Question

Engine oil (η = 0.20 Pa⋅s) passes through a fine 1.90-mm-diameter tube that is 9.40cm long.

What pressure difference is needed to maintain a flow rate of 6.4mL/min ?,

Answer 1

Here we have to calculate the pressure difference between two ends of the tube.

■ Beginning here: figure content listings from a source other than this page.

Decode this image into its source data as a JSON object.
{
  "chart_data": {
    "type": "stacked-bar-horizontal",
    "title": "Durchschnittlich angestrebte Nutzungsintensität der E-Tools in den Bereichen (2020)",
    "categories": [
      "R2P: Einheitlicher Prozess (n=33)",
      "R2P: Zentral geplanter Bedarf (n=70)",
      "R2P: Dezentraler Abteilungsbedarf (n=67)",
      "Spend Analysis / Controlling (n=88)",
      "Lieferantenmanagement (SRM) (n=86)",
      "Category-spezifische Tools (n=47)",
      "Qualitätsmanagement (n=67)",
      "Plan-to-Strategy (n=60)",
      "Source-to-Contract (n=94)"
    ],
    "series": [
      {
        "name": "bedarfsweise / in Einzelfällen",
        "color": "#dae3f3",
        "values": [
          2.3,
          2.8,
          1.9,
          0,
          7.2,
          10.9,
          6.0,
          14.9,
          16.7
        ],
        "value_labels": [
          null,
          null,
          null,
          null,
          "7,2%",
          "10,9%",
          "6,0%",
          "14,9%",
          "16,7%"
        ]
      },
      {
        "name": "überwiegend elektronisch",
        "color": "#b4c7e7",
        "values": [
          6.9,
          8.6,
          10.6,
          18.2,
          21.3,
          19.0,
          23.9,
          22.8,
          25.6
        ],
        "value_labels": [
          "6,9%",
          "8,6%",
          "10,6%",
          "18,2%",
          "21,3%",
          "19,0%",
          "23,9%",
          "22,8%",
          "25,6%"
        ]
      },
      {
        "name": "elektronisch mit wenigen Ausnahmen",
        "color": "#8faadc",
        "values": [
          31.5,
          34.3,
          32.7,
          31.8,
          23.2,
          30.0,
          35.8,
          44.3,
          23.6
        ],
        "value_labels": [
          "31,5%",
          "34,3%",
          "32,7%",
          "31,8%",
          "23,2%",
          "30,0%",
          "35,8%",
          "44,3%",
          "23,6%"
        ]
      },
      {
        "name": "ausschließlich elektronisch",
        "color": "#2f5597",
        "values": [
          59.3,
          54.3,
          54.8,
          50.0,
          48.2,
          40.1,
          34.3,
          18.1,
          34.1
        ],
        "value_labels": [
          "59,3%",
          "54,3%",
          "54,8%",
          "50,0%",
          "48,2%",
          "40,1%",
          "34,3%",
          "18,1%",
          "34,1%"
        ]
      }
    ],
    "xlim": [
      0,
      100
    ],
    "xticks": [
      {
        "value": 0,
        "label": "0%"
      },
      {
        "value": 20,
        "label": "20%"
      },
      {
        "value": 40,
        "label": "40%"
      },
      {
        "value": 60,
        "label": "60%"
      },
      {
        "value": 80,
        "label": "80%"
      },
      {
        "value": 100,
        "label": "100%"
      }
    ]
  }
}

The diametre of tube [d] =1.90 mm

we know that 1 mm=
`10^(-3)`

The radius of tube [r]=0.95 mm i.e 0.00095 m

The length of the tube [l]=9.40 cm i.e 0.0940 m

The coefficient of visocity of the oil
`[\eta]` =0.20 pa.s

The rate of flow of oil
`[(dv)/(dt) ]=6.4mL/min`

we know that 1 mL=
`10^(-3) L=10^(-6)m^(3)` [1L=
`10^(-3) m^(3) ]`

Hence 6.4mL/m^3=
`1.067*10^(-7)` m^3/s

we know that
`(dv)/(dt) =(\pi pr^4)/(8\eta l)`

Hence
`p=(dv)/(dt) *8\eta l*(1)/(\pi r^4)`

⇒
`p=1.067*10^(-7) *8*0.20*0.0940 *(1)/( 3.14*[0.00095]^4)` pa

⇒ P=6.274630973*
`10^(3)` pa

Answer 2

In this problem which involves pressure difference and flow rate, you can use the formula:

Q = πPr^4/(8lη)

Where:
Q = Flow in Liters/second
η= Viscosity in Pa.s
P = Pressure in pascals
r = Radius of the tube in meters
l = Length of the tube in meters
The given needed to be converted to the right units for the formula.

Q = 6.4 mL/minute or (0.0064 /60) Liters /second
η= 0.2 Pa.s
r = 0.95 mm or 0.00095 m
l = 9.40 cm or 0.094 m

(0.0064/60) = π P (0.00095) ^4 /(8 x 0.094 x 0.2)

The pressure difference can be found by solving for P in the equation.